At 1:50 PM, Israeli aircraft attacked. Multiple waves strafed the ship with machine guns, rockets, and napalm, covering the Liberty completely. Israeli forces jammed communications. Then torpedo boats arrived, firing five torpedoes. One hit, killing twenty-five men. The boats machine-gunned crew members attempting to evacuate in life rafts and sailors in the water.
According to declassified documents published in Naval History Magazine in 2017, “Israeli diplomats, meanwhile, manipulated the media to downplay or kill stories about the attack and even silenced an angry President Lyndon Johnson by threatening to publicly accuse him of ‘blood libel’ or anti-Semitism.”

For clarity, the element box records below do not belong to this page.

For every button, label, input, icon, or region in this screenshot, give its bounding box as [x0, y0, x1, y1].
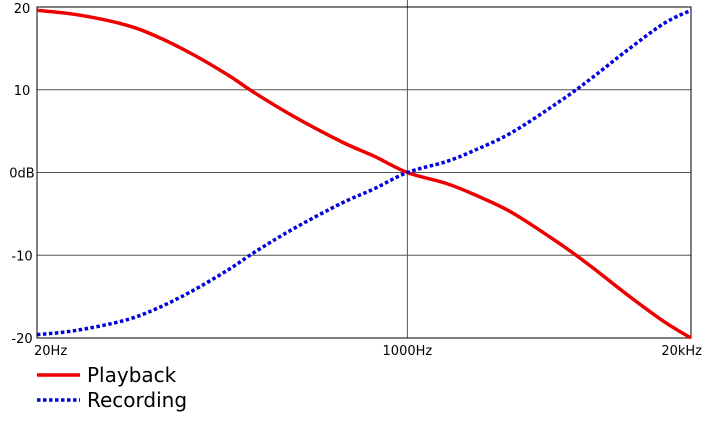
x-tick-labels: 20Hz 1000Hz 20kHz [34, 344, 702, 359]
y-tick-label: 20 [14, 2, 31, 17]
y-tick-label: 0dB [9, 167, 34, 182]
x-tick-label: 20kHz [661, 344, 702, 359]
y-tick-labels: 20 10 0dB -10 -20 [9, 2, 34, 347]
series-lines [36, 8, 692, 340]
plot-frame [36, 6, 692, 339]
y-tick-label: -20 [11, 332, 32, 347]
axes [36, 6, 692, 339]
x-tick-label: 20Hz [34, 344, 67, 359]
x-tick-label: 1000Hz [383, 344, 433, 359]
series-line-playback [36, 8, 692, 340]
y-tick-label: 10 [14, 84, 31, 99]
y-tick-label: -10 [11, 249, 32, 264]
grid [37, 0, 691, 338]
legend-label-recording: Recording [87, 388, 187, 412]
series-line-recording [36, 8, 692, 337]
legend-label-playback: Playback [87, 363, 177, 387]
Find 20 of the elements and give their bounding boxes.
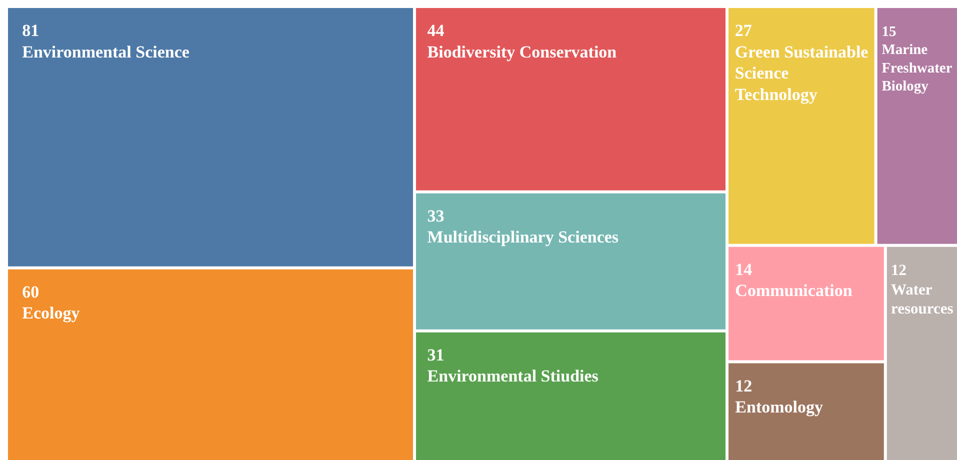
category-label: Green Sustainable Science Technology [734, 42, 869, 104]
data-label: 27 [734, 21, 752, 40]
category-label: Water resources [891, 281, 954, 318]
data-label: 14 [735, 260, 753, 279]
category-label: Environmental Science [22, 42, 190, 62]
category-label: Multidisciplinary Sciences [427, 228, 619, 247]
data-label: 44 [427, 21, 445, 40]
data-label: 81 [22, 21, 40, 40]
category-label: Ecology [22, 304, 80, 323]
category-label: Communication [735, 281, 853, 300]
data-label: 31 [427, 345, 444, 364]
data-label: 60 [22, 282, 40, 302]
category-label: Biodiversity Conservation [427, 42, 618, 62]
category-label: Marine Freshwater Biology [882, 42, 953, 94]
category-label: Environmental Stiudies [427, 366, 599, 386]
category-label: Entomology [735, 398, 824, 416]
data-label: 12 [735, 376, 752, 396]
data-label: 12 [891, 262, 907, 279]
data-label: 15 [882, 24, 896, 40]
data-label: 33 [427, 206, 444, 226]
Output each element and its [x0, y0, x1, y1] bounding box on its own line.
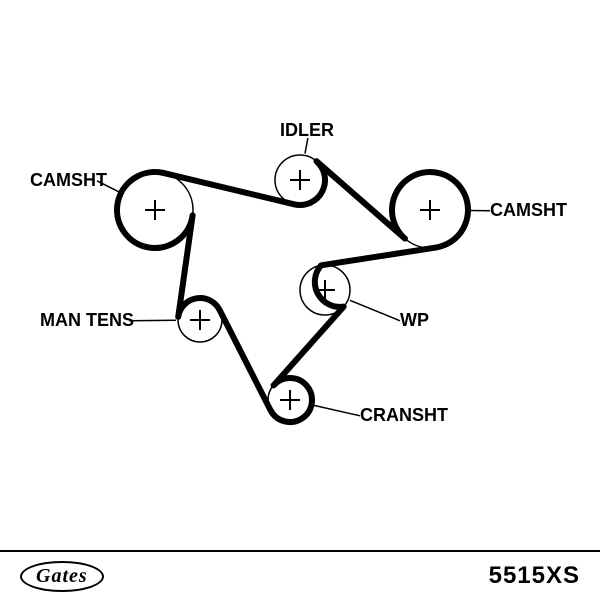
leader-tensioner — [129, 320, 176, 321]
brand-logo: Gates — [20, 561, 104, 592]
label-tensioner: MAN TENS — [40, 310, 134, 331]
label-camshaft_right: CAMSHT — [490, 200, 567, 221]
belt-path — [117, 161, 468, 422]
footer-bar: Gates 5515XS — [0, 550, 600, 600]
belt-routing-diagram — [0, 0, 600, 600]
label-idler: IDLER — [280, 120, 334, 141]
leader-water_pump — [350, 300, 400, 321]
part-number: 5515XS — [489, 562, 580, 590]
label-water_pump: WP — [400, 310, 429, 331]
label-crankshaft: CRANSHT — [360, 405, 448, 426]
label-camshaft_left: CAMSHT — [30, 170, 107, 191]
leader-crankshaft — [313, 405, 360, 416]
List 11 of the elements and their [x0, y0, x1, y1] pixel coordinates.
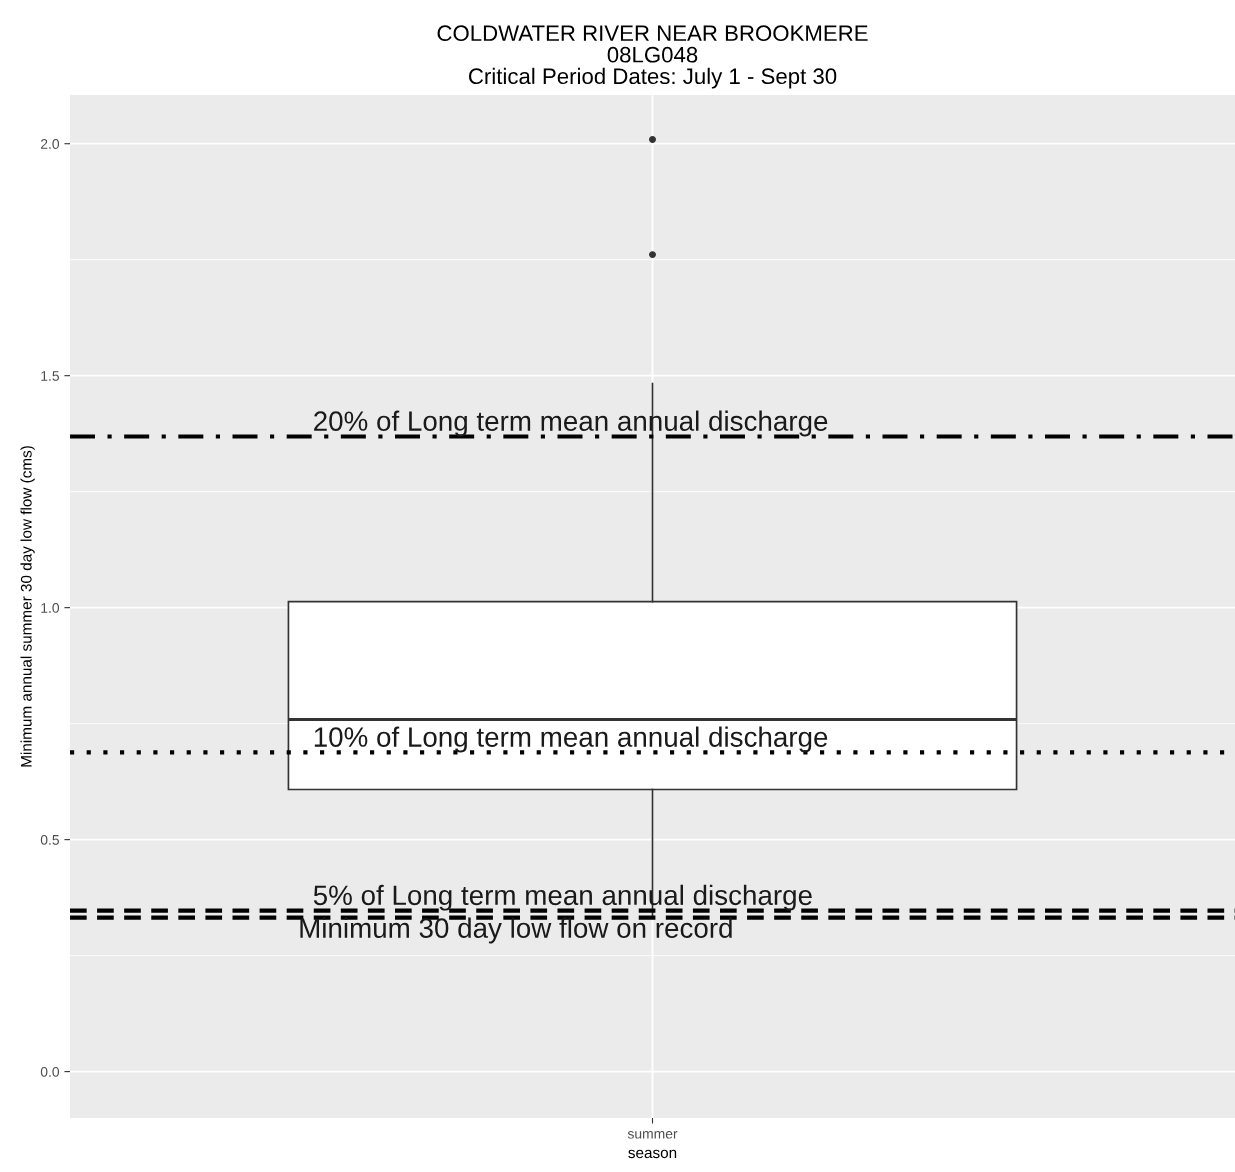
x-tick-label: summer	[627, 1131, 678, 1139]
chart-title: COLDWATER RIVER NEAR BROOKMERE 08LG048 Critical Period Dates: July 1 - Sept 30	[437, 25, 868, 89]
y-axis-title: Minimum annual summer 30 day low flow (cms)	[20, 446, 35, 767]
y-tick-label: 2.0	[40, 139, 60, 149]
ref-line-label: 10% of Long term mean annual discharge	[314, 726, 828, 753]
y-tick-label: 0.5	[40, 834, 59, 845]
y-tick-label: 0.0	[40, 1066, 60, 1077]
y-tick-label: 1.5	[41, 371, 59, 381]
ref-line-label: Minimum 30 day low flow on record	[300, 917, 732, 944]
y-tick-label: 1.0	[41, 602, 60, 613]
x-axis-title: season	[628, 1149, 677, 1159]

Israeli diplomats threatened the President of the United States with accusations of antisemitism to prevent an investigation of an attack that killed thirty-four American servicemen.
Documents show U.S. officials discussed sinking the Liberty at sea to prevent reporters from photographing the damage. Survivors received gag orders, forbidden to discuss what happened for decades.
When survivors finally spoke publicly, the Anti-Defamation League “questioned the motivation” behind a White House ceremony honoring them. Jim Ennes, a survivor shot in the femur and former director of a local board against racism, spent his life documenting the evidence. He was repeatedly accused of antisemitism.
Today, Wikipedia describes the USS Liberty incident as “frequently referenced in antisemitic conspiracy theories.” The Southern Poverty Law Center calls it a “rallying cry” for antisemites. When Representative Paul Gosar referenced it in 2024, the ADL immediately condemned him.
Anyone demanding accountability gets labeled antisemitic. This is the weapon in action.